Bilinear Interpolation and Sparse Satellite Tracks

In my current work on data assimilation, the task involves querying satellite altimetry tracks for a given geospatial region and feeding them into a machine learning model. Given the curved grid that we have interpolated these tracks on, a geospatial query will retrieve a patch that is not exactly the desired patch sizes of ML ready inputs. Therefore, we need to resize/interpolate them as part of the data retrieval pipeline. However, I had blindly applied the standard PyTorch bilinear interpolation that is commonly used for standard images which causes a nice silent bug in the data pipeline.

The Setup

The particular tracks come from satellite altimetry that measure sea surface height. Unlike a standard RGB imagery or a dense grid of weather data, these observations are inherently sparse. A typical retrieved region might be 180×150 pixels, but only a thin set of near-vertical tracks actually contain valid measurements. The rest is NaN, no data. Coverage might just be 5–10% of the full patch size.

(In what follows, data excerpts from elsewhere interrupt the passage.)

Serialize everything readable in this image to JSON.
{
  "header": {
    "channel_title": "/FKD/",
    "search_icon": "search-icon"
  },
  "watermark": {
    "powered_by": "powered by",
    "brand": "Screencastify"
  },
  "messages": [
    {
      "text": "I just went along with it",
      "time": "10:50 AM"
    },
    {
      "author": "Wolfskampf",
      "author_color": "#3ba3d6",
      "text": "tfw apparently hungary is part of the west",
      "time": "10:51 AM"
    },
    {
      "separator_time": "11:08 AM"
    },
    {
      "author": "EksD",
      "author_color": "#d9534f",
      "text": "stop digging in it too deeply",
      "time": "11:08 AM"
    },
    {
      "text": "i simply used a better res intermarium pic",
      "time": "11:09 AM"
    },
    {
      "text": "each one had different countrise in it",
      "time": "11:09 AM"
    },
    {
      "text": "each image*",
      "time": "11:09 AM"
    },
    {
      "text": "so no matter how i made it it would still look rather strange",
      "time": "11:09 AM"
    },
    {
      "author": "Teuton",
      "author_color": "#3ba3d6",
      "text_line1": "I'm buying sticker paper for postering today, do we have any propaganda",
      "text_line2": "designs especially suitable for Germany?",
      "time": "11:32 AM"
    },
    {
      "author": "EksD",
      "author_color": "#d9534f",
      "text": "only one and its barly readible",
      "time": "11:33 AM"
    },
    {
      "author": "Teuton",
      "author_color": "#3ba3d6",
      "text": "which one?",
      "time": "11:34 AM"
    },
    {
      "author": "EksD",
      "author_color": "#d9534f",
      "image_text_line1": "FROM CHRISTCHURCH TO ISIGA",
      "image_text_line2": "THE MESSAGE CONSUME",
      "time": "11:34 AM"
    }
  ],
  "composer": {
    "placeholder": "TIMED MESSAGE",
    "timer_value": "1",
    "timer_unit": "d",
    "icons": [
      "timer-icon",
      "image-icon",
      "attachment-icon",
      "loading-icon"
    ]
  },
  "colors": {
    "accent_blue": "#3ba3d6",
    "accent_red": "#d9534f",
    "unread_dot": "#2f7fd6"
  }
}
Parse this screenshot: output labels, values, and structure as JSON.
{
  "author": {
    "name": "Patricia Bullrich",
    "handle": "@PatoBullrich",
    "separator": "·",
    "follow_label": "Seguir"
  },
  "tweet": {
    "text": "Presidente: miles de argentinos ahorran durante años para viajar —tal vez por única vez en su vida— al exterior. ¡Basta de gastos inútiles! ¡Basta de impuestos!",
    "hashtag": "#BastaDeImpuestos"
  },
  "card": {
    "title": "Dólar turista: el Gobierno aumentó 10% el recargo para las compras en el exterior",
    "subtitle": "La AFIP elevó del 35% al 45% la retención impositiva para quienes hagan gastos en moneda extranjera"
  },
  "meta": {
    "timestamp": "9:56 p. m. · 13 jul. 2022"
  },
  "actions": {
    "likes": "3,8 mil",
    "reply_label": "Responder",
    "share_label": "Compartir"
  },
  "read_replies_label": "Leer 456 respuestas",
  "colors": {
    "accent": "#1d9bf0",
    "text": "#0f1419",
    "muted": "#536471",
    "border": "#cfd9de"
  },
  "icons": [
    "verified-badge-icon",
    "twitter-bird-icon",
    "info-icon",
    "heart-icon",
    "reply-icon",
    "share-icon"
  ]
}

However, oftentimes ML pipeline need fixed-size inputs (say, 128×128), so at some point the retrieved geospatial patch has to be resized. The default approach in the Computer Vision domain is to use PyTorch’s F.interpolate with mode="bilinear" , which is commonly seen in every deep learning code base.

The Failure: Simple Bilinear Interpolation on raw sparse data

After noticing the issue, that the interpolation was removing much if not all of the original sparse tracks, I wanted to understand the issue in more detail. Bilinear interpolation computes a weighted average of the four nearest source pixels for every output pixel. That works beautifully when all four neighbors contain valid data. But when most of the grid is NaN, the arithmetic falls apart immediately.

Any operation involving NaN produces NaN. So if even one of the four neighbors is NaN (which, in a 5% coverage field, is almost guaranteed) the output pixel becomes NaN, meaning that the bilinear resize of sparse track data returns an almost entirely empty grid. Coverage drops from a modest but usable percentage to effectively zero. Your model receives a observation with no data.

Different interpolation methods applied to sparse altimetry trackss.

Nearest Neighbor: A simple fix

The simplest fix is mode="nearest". Nearest-neighbor interpolation just copies the value of the single closest source pixel, no averaging, no neighbor mixing. Since it never combines pixels, a NaN stays a NaN and a valid value stays valid. Coverage is preserved.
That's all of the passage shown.